4.3 Comparisons With State-of-the-art Methods

We compare the proposed approach with 13 state-of-the-art trackers: KCF henriques2015high , Staple bertinetto2016staple , SAMF li2014scale , SiameFC bertinetto2016fully , CFNet valmadre2017end , MEEM zhang2014meem , SRDCF danelljan2015learning , DSST danelljan2014accurate , DAT possegger2015defense , ACT danelljan2014adaptive , TGPR gao2014transfer , KCFDP huang122015enable and fDSST danelljan2017discriminative . The success rate and precision rate are used to evaluate these trackers in the experiments.

Datasets: UAV123 is a large dataset which is captured from low-altitude UAVs. The dataset consists of sequences from an aerial viewpoint, containing a total of 123 video sequences and more than 110K frames. OTB50 is the most challenging dataset of OTB datasets, therefore the experiments are only done on OTB50. The dataset contains 50 video sequences.

(a) UAV123
(b) UAV123
(c) OTB50
(d) OTB50
Figure 6: Success plots on the UAV-123 (a) and OTB50 (c) datasets. Precision plots on the UAV123 (b) and OTB50 (d) datasets. The score of each tracker is shown in the legend. Our approach achieves state-of-the-art performance in all datasets. For clarity, only the results of top 10 trackers are shown in the legend.

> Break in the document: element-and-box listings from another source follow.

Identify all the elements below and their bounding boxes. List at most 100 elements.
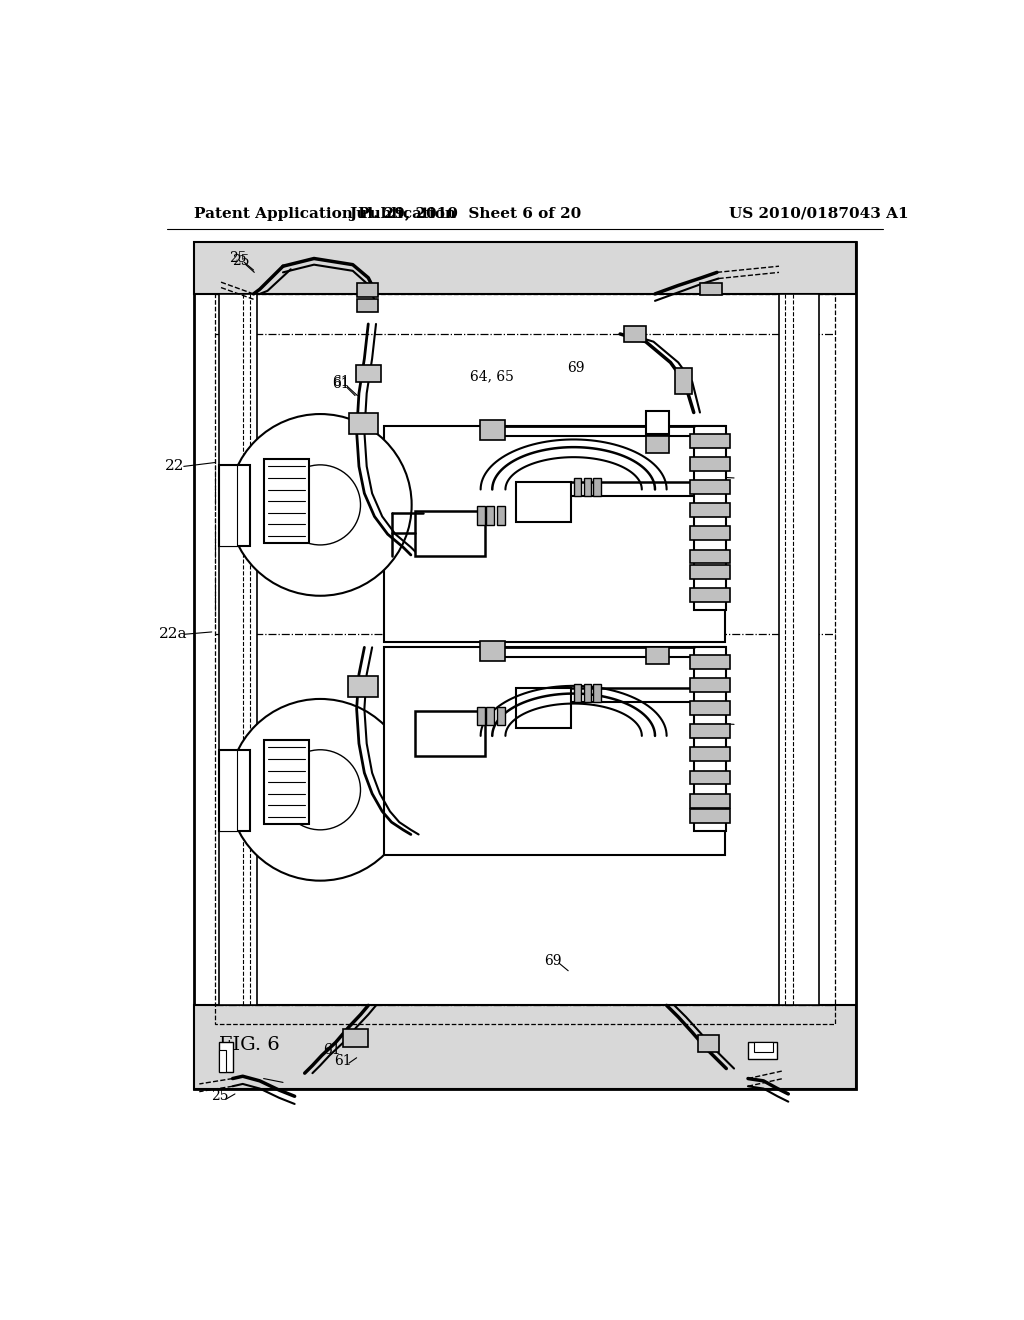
Text: 25: 25 (231, 253, 249, 268)
Bar (690, 527, 730, 540)
Bar (219, 294, 257, 1006)
Bar (573, 684, 582, 702)
Bar (356, 364, 381, 381)
Bar (690, 565, 730, 578)
Bar (675, 368, 692, 393)
Text: 64, 65: 64, 65 (470, 370, 514, 383)
Text: 66: 66 (620, 425, 637, 438)
Bar (194, 1006, 856, 1089)
Bar (624, 326, 646, 342)
Bar (690, 457, 730, 471)
Bar (690, 701, 730, 715)
Bar (646, 411, 669, 434)
Bar (415, 711, 484, 756)
Bar (693, 647, 726, 830)
Text: Jul. 29, 2010  Sheet 6 of 20: Jul. 29, 2010 Sheet 6 of 20 (349, 207, 582, 220)
Text: 61: 61 (334, 1053, 351, 1068)
Text: 60: 60 (676, 711, 693, 726)
Bar (384, 647, 725, 855)
Bar (690, 809, 730, 822)
Bar (497, 507, 505, 525)
Bar (700, 284, 722, 296)
Text: 67: 67 (444, 710, 462, 723)
Bar (690, 771, 730, 784)
Bar (690, 589, 730, 602)
Bar (486, 507, 494, 525)
Bar (194, 242, 856, 1089)
Bar (343, 1028, 369, 1047)
Text: 25: 25 (211, 1089, 228, 1104)
Bar (415, 511, 484, 556)
Bar (486, 706, 494, 725)
Text: 68: 68 (270, 463, 288, 478)
Bar (693, 426, 726, 610)
Bar (480, 642, 505, 661)
Bar (215, 294, 835, 1024)
Text: 18: 18 (440, 521, 459, 535)
Bar (690, 434, 730, 447)
Text: Patent Application Publication: Patent Application Publication (194, 207, 456, 220)
Bar (755, 1043, 773, 1052)
Circle shape (228, 700, 412, 880)
Bar (515, 482, 571, 521)
Bar (690, 503, 730, 517)
Bar (219, 750, 237, 830)
Bar (748, 1043, 777, 1059)
Bar (697, 1035, 719, 1052)
Text: 61: 61 (457, 804, 474, 818)
Text: 22a: 22a (159, 627, 187, 642)
Bar (384, 426, 725, 642)
Circle shape (228, 414, 412, 595)
Bar (690, 480, 730, 494)
Bar (690, 725, 730, 738)
Bar (593, 684, 601, 702)
Bar (593, 478, 601, 496)
Text: 60: 60 (676, 466, 693, 479)
Bar (690, 793, 730, 808)
Bar (349, 412, 378, 434)
Bar (477, 706, 484, 725)
Bar (194, 242, 856, 294)
Text: 69: 69 (544, 954, 561, 968)
Text: 22: 22 (165, 459, 184, 474)
Text: 67: 67 (433, 494, 451, 508)
Text: 69: 69 (567, 360, 585, 375)
Bar (480, 420, 505, 441)
Bar (515, 688, 571, 729)
Bar (497, 706, 505, 725)
Bar (584, 684, 592, 702)
Bar (690, 549, 730, 564)
Bar (584, 478, 592, 496)
Bar (263, 459, 308, 544)
Bar (219, 1043, 233, 1072)
Bar (573, 478, 582, 496)
Bar (219, 750, 251, 830)
Circle shape (280, 750, 360, 830)
Bar (219, 465, 237, 545)
Text: 61: 61 (333, 375, 350, 388)
Bar (477, 507, 484, 525)
Bar (348, 676, 378, 697)
Text: 66: 66 (553, 710, 570, 723)
Text: 61: 61 (323, 1043, 341, 1057)
Bar (219, 465, 251, 545)
Text: 61: 61 (333, 378, 350, 391)
Text: 64, 65: 64, 65 (461, 733, 505, 747)
Text: 68: 68 (270, 719, 288, 734)
Text: US 2010/0187043 A1: US 2010/0187043 A1 (729, 207, 908, 220)
Circle shape (280, 465, 360, 545)
Text: FIG. 6: FIG. 6 (219, 1036, 281, 1055)
Bar (263, 739, 308, 825)
Bar (356, 298, 378, 313)
Text: 17: 17 (676, 577, 693, 590)
Bar (690, 678, 730, 692)
Text: 25: 25 (229, 252, 247, 265)
Bar (690, 747, 730, 762)
Bar (690, 655, 730, 669)
Bar (646, 647, 669, 664)
Bar (356, 284, 378, 297)
Text: 18: 18 (440, 527, 459, 540)
Bar (219, 1051, 225, 1072)
Bar (779, 294, 819, 1006)
Bar (646, 436, 669, 453)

Analysis: Figure 6 shows the results of precision and success rate respectively in UAV123 and OTB50. Figure 6(a) and 6(c) show the results of the success rate as described above, curves with different color show the results of different trackers. Figure 6(b) and 6(d) show the result of the precision rate which represents the percentage of frames with a center location error under the threshold. A frame whose distance is less than the threshold is considered to be accurate. The center location error threshold with 20 pixels is taken as the standard. Among the comparisons with the Siamese Network based approaches, our approach provides better performance than SiamFC and staple. Staple only fuses HOG features and color features, while SiamFC only use the CNN features. It proves that the semantic features and appearance features can complement each other, and the approach we proposed to fuse multiple features is effective. Besides, it shows that the FF-SiamCA which combined with channel attention get the 57.2% score of AUC better than the FF-Siam with 55.1%. This is because in different scenes, the performance of different characteristics are different, and the fusion weight of the feature channels should be changed. For example, when there are distractors with the same target category in search area, the semantic information is not the most important information. For this case, we should pay more attention to other features, so the weight of feature channels which contain semantic information should be decreased.

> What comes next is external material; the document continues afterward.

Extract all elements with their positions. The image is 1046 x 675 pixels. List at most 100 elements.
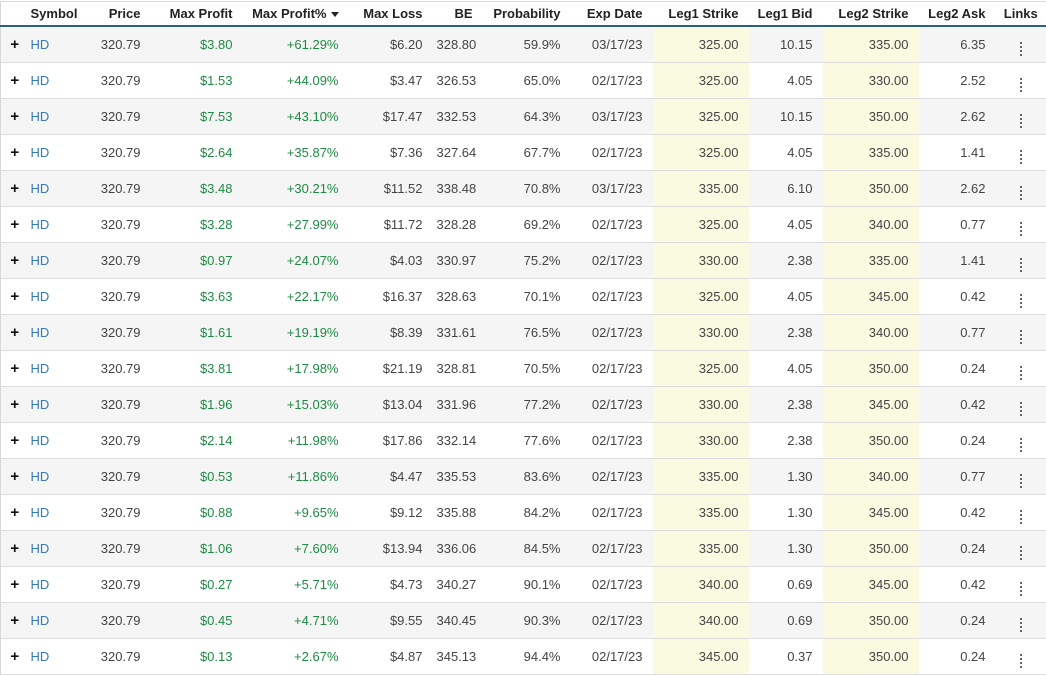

Figure 7 provides some visualization result for tracking. It is obvious that the proposed approach is effective for small targets which are difficult to track. In the top, when occlusion occurs, most of the trackers have lost the target while the proposed tracker still work well. As shown in the middle , the proposed tracker is much more stable than others when the target becomes too small to be tracked. And as shown in the bottom, when the scale of the tracking target varies quickly, the proposed tracker adapts to fit the object while the others fails.

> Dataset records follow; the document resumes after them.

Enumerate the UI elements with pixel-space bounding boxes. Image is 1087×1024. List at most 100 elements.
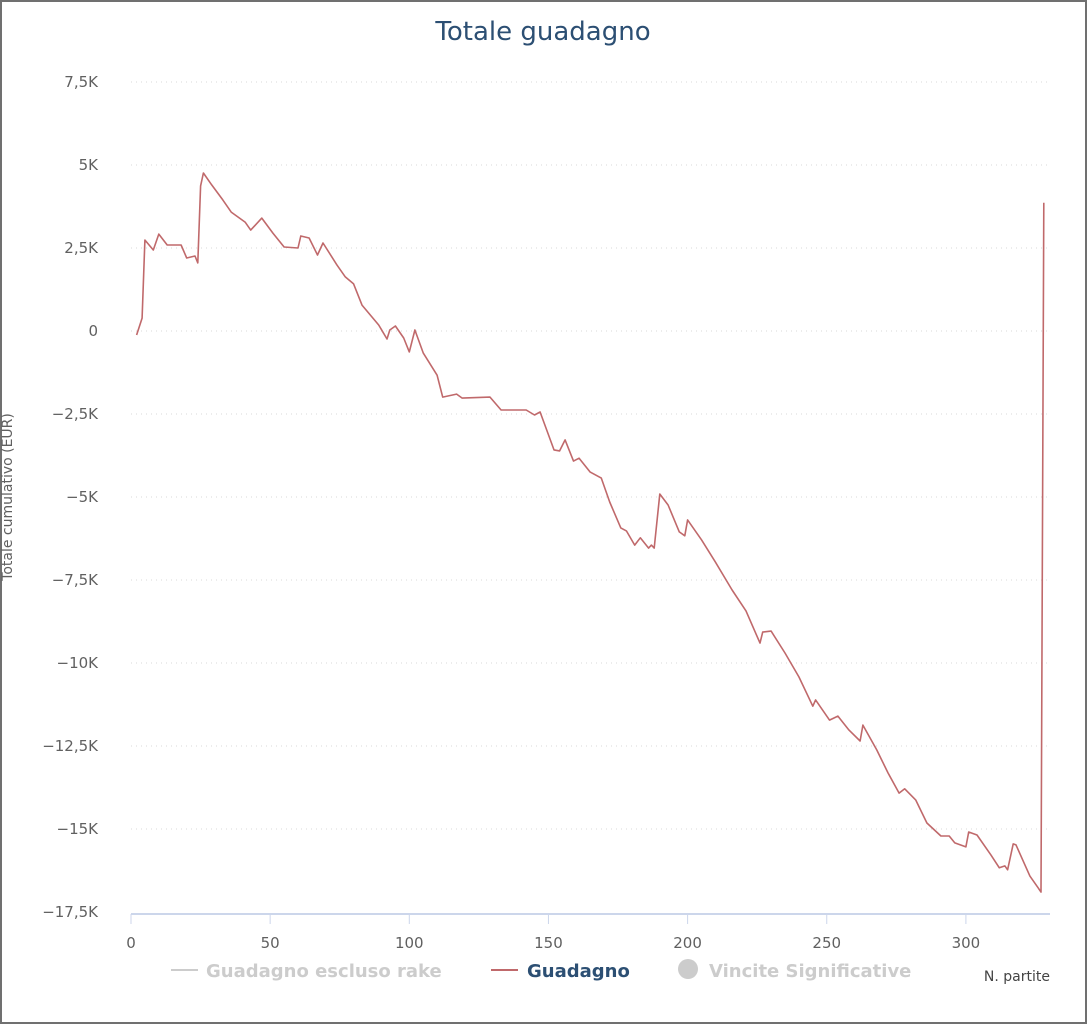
data-point[interactable] [1026, 872, 1034, 880]
legend-item-guadagno-escluso-rake[interactable]: Guadagno escluso rake [171, 961, 442, 982]
data-point[interactable] [631, 541, 639, 549]
data-point[interactable] [681, 532, 689, 540]
data-point[interactable] [1004, 866, 1012, 874]
grid-lines [131, 81, 1050, 830]
data-point[interactable] [486, 393, 494, 401]
data-point[interactable] [728, 586, 736, 594]
data-point[interactable] [812, 696, 820, 704]
data-point[interactable] [269, 229, 277, 237]
legend-circle-icon [678, 959, 698, 979]
data-point[interactable] [597, 474, 605, 482]
data-point[interactable] [350, 280, 358, 288]
data-point[interactable] [458, 394, 466, 402]
data-point[interactable] [258, 214, 266, 222]
data-point[interactable] [606, 498, 614, 506]
data-point[interactable] [497, 406, 505, 414]
data-point[interactable] [138, 314, 146, 322]
data-point[interactable] [197, 182, 205, 190]
data-point[interactable] [433, 371, 441, 379]
y-tick-label: 0 [88, 322, 98, 340]
data-point[interactable] [795, 673, 803, 681]
x-tick-label: 250 [812, 934, 841, 952]
y-tick-label: −5K [66, 488, 99, 506]
data-point[interactable] [1040, 199, 1048, 207]
data-point[interactable] [859, 721, 867, 729]
data-point[interactable] [341, 273, 349, 281]
data-point[interactable] [556, 447, 564, 455]
data-point[interactable] [1012, 841, 1020, 849]
data-point[interactable] [280, 243, 288, 251]
data-point[interactable] [781, 649, 789, 657]
data-point[interactable] [622, 527, 630, 535]
data-point[interactable] [664, 501, 672, 509]
data-point[interactable] [194, 259, 202, 267]
data-point[interactable] [756, 639, 764, 647]
data-point[interactable] [586, 468, 594, 476]
data-point[interactable] [951, 839, 959, 847]
data-point[interactable] [912, 796, 920, 804]
data-point[interactable] [405, 348, 413, 356]
legend-item-guadagno[interactable]: Guadagno [491, 961, 630, 982]
data-point[interactable] [419, 349, 427, 357]
data-point[interactable] [247, 226, 255, 234]
data-point[interactable] [375, 321, 383, 329]
data-point[interactable] [711, 558, 719, 566]
data-point[interactable] [439, 393, 447, 401]
data-point[interactable] [141, 236, 149, 244]
data-point[interactable] [945, 832, 953, 840]
data-point[interactable] [937, 832, 945, 840]
data-point[interactable] [973, 831, 981, 839]
data-point[interactable] [297, 232, 305, 240]
data-point[interactable] [199, 169, 207, 177]
data-point[interactable] [149, 246, 157, 254]
data-point[interactable] [383, 335, 391, 343]
data-point[interactable] [305, 234, 313, 242]
data-point[interactable] [656, 490, 664, 498]
data-point[interactable] [698, 536, 706, 544]
data-point[interactable] [923, 819, 931, 827]
data-point[interactable] [575, 454, 583, 462]
data-point[interactable] [294, 244, 302, 252]
data-point[interactable] [845, 726, 853, 734]
data-point[interactable] [319, 239, 327, 247]
data-point[interactable] [333, 261, 341, 269]
data-point[interactable] [1037, 888, 1045, 896]
data-point[interactable] [400, 334, 408, 342]
y-tick-label: −12,5K [42, 737, 99, 755]
data-point[interactable] [650, 544, 658, 552]
data-point[interactable] [834, 712, 842, 720]
data-point[interactable] [191, 252, 199, 260]
data-point[interactable] [155, 230, 163, 238]
data-point[interactable] [411, 326, 419, 334]
data-point[interactable] [358, 301, 366, 309]
data-point[interactable] [313, 251, 321, 259]
data-point[interactable] [987, 851, 995, 859]
data-point[interactable] [133, 331, 141, 339]
data-point[interactable] [742, 607, 750, 615]
data-point[interactable] [856, 737, 864, 745]
legend-item-vincite-significative[interactable]: Vincite Significative [678, 959, 911, 982]
data-point[interactable] [177, 241, 185, 249]
data-point[interactable] [536, 408, 544, 416]
data-point[interactable] [208, 181, 216, 189]
data-point[interactable] [901, 785, 909, 793]
data-point[interactable] [227, 208, 235, 216]
data-point[interactable] [759, 628, 767, 636]
data-point[interactable] [183, 254, 191, 262]
data-point[interactable] [391, 322, 399, 330]
data-point[interactable] [962, 843, 970, 851]
data-point[interactable] [219, 196, 227, 204]
data-point[interactable] [684, 516, 692, 524]
data-point[interactable] [561, 436, 569, 444]
data-point[interactable] [767, 627, 775, 635]
data-point[interactable] [826, 716, 834, 724]
data-point[interactable] [522, 406, 530, 414]
data-point[interactable] [965, 828, 973, 836]
data-point[interactable] [636, 534, 644, 542]
data-point[interactable] [873, 746, 881, 754]
data-point[interactable] [884, 769, 892, 777]
series-line-guadagno[interactable] [135, 172, 1045, 893]
data-point[interactable] [241, 218, 249, 226]
x-tick-label: 200 [673, 934, 702, 952]
data-point[interactable] [163, 241, 171, 249]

Figure 7: A qualitative comparison of the proposed approach with other three state-of-the-art approaches on three sequences: car91 (as shown in the top), group22 (as shown in the middle ) and car161 (as shown at the bottom).

5 Conclusion

In this paper, a novel end-to-end feature fusion approach is proposed based on Siamese Network for adaptive robust visual object tracking. The training of the network model makes up the defect of different features in the tracking effect. The proposed feature fusion network improves the generality of the tracker, achieving excellent performance in scenes with fast motion, motion blur, background clutters.

6 Acknowledgment

This work was supported in part by Natural Science Foundation of Zhejiang Province (LQ18F030013, LQ18F030014, LQ16F030007), inpart by the NSFC under Grant 61802348 and Innovation Foundation from Key Laboratory of Intelligent Perception and Systems for High-Dimensional Information of Ministry of Education (JYB201706).